Designated as Tomorrow's Engineers Week, it coincides with a number of initiatives being held up to Friday, 11 November.

It has also coincided on an in-depth article by the BBC on the barriers facing women in engineering.

A further initiative has also been completed by ABM technical services director Jason Pease in the form of a three-part job description for aspiring engineers.

In addition to technical skills, which remain top of the "wish list", he says that engineers must also be good at managing systems and experts in customer service delivery.

"Clearly,the role has changed a lot over the past 30 years," says Mr Pease.

"Developing these non-technical skills is not only essential for engineers but it actually makes for more interesting and varied careers in the long run.

"It puts people in a great position to take on management and then leadership roles.

"If an engineer becomes a site-manager or contract-manager they will often find themselves looking after a range of services.

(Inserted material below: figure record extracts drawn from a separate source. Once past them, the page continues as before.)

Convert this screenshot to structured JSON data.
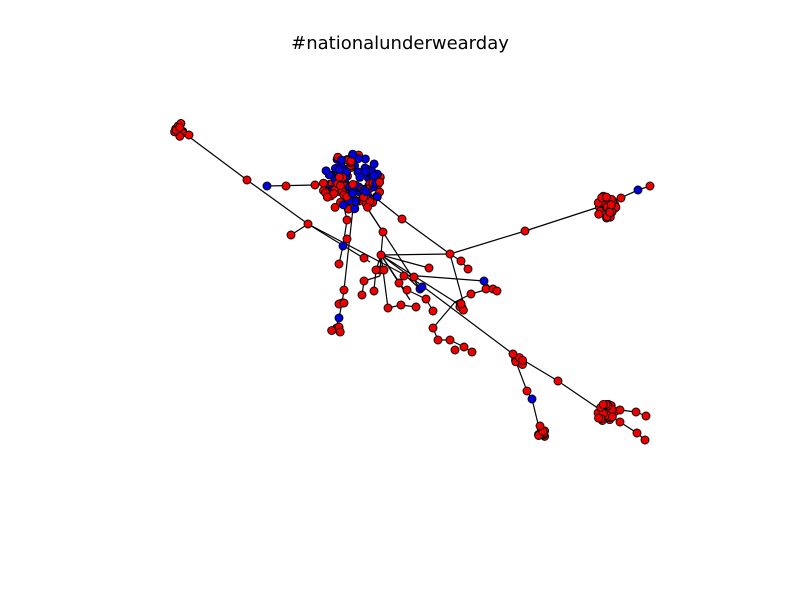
{
  "title": "#nationalunderwearday",
  "colors": {
    "red_node": "#ee0000",
    "blue_node": "#0000dd",
    "edge": "#000000",
    "background": "#ffffff"
  }
}
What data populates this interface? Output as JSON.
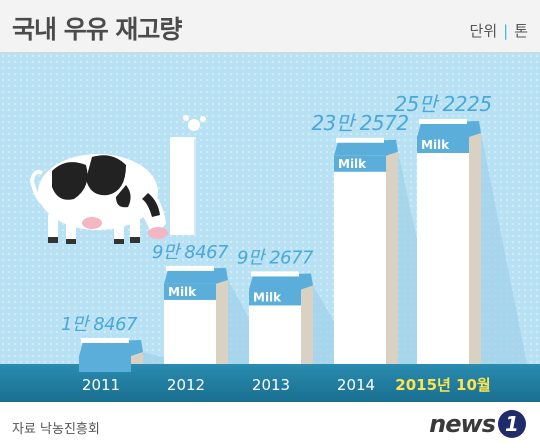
{
  "header": {
    "title": "국내 우유 재고량",
    "unit_label": "단위",
    "unit_value": "톤"
  },
  "footer": {
    "source": "자료 낙농진흥회",
    "logo_word": "news",
    "logo_badge": "1"
  },
  "colors": {
    "background": "#b8e1f4",
    "label": "#4aa8d8",
    "axis_band": "#1f7fa3",
    "highlight": "#ffe44d",
    "carton_front": "#ffffff",
    "carton_side": "#d9d1c1",
    "carton_top": "#5aaed9"
  },
  "chart_data": {
    "type": "bar",
    "title": "국내 우유 재고량",
    "unit": "톤",
    "categories": [
      "2011",
      "2012",
      "2013",
      "2014",
      "2015년 10월"
    ],
    "values": [
      18467,
      98467,
      92677,
      232572,
      252225
    ],
    "value_labels": [
      "1만 8467",
      "9만 8467",
      "9만 2677",
      "23만 2572",
      "25만 2225"
    ],
    "carton_text": [
      "",
      "Milk",
      "Milk",
      "Milk",
      "Milk"
    ],
    "highlight_index": 4,
    "ylim": [
      0,
      252225
    ]
  }
}
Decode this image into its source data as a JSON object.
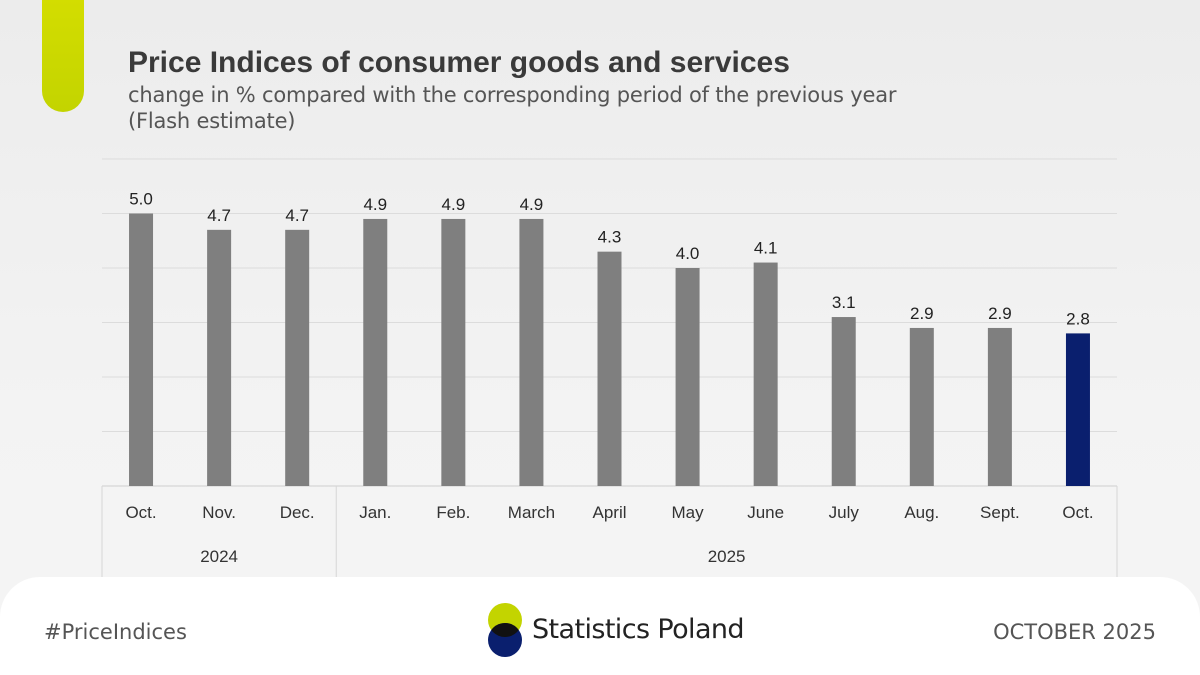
{
  "header": {
    "title": "Price Indices of consumer goods and services",
    "subtitle_line1": "change in % compared with the corresponding period of the previous year",
    "subtitle_line2": "(Flash estimate)"
  },
  "chart_data": {
    "type": "bar",
    "categories": [
      "Oct.",
      "Nov.",
      "Dec.",
      "Jan.",
      "Feb.",
      "March",
      "April",
      "May",
      "June",
      "July",
      "Aug.",
      "Sept.",
      "Oct."
    ],
    "values": [
      5.0,
      4.7,
      4.7,
      4.9,
      4.9,
      4.9,
      4.3,
      4.0,
      4.1,
      3.1,
      2.9,
      2.9,
      2.8
    ],
    "value_labels": [
      "5.0",
      "4.7",
      "4.7",
      "4.9",
      "4.9",
      "4.9",
      "4.3",
      "4.0",
      "4.1",
      "3.1",
      "2.9",
      "2.9",
      "2.8"
    ],
    "groups": [
      {
        "label": "2024",
        "count": 3
      },
      {
        "label": "2025",
        "count": 10
      }
    ],
    "ylim": [
      0,
      6
    ],
    "grid": true,
    "bar_color": "#7f7f7f",
    "highlight_color": "#0a1f6e",
    "highlight_index": 12
  },
  "footer": {
    "hashtag": "#PriceIndices",
    "logo_text": "Statistics Poland",
    "date": "OCTOBER 2025",
    "logo_colors": {
      "top": "#c3d400",
      "bottom": "#0a1f6e",
      "overlap": "#111111"
    }
  }
}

"These skills we are developing with our engineers are essential and set us apart from the competition.

"Whether it’s heating and ventilation, refrigeration, air conditioning, cleaning,security, landscaping or car park management, the commitment to real-time information and customer services will put them in a great position to excel."

Mr Pease sets out the responsibility of firms to help engineers develop this new skill set:

"FM businesses need to upgrade their development programmes to reflect the changing nature of the role.

"For example, at ABM we use our experiential marketing company Blackjack Promotions to deliver sessions on customer services.

"We’re bringing world-class expertise from one area of our business to another.

"For aspiring engineers this is critical because although technical skills will always be essential, they are no longer enough.

"Today,the way they go about their work is almost as important as the work itself," says Mr Pease.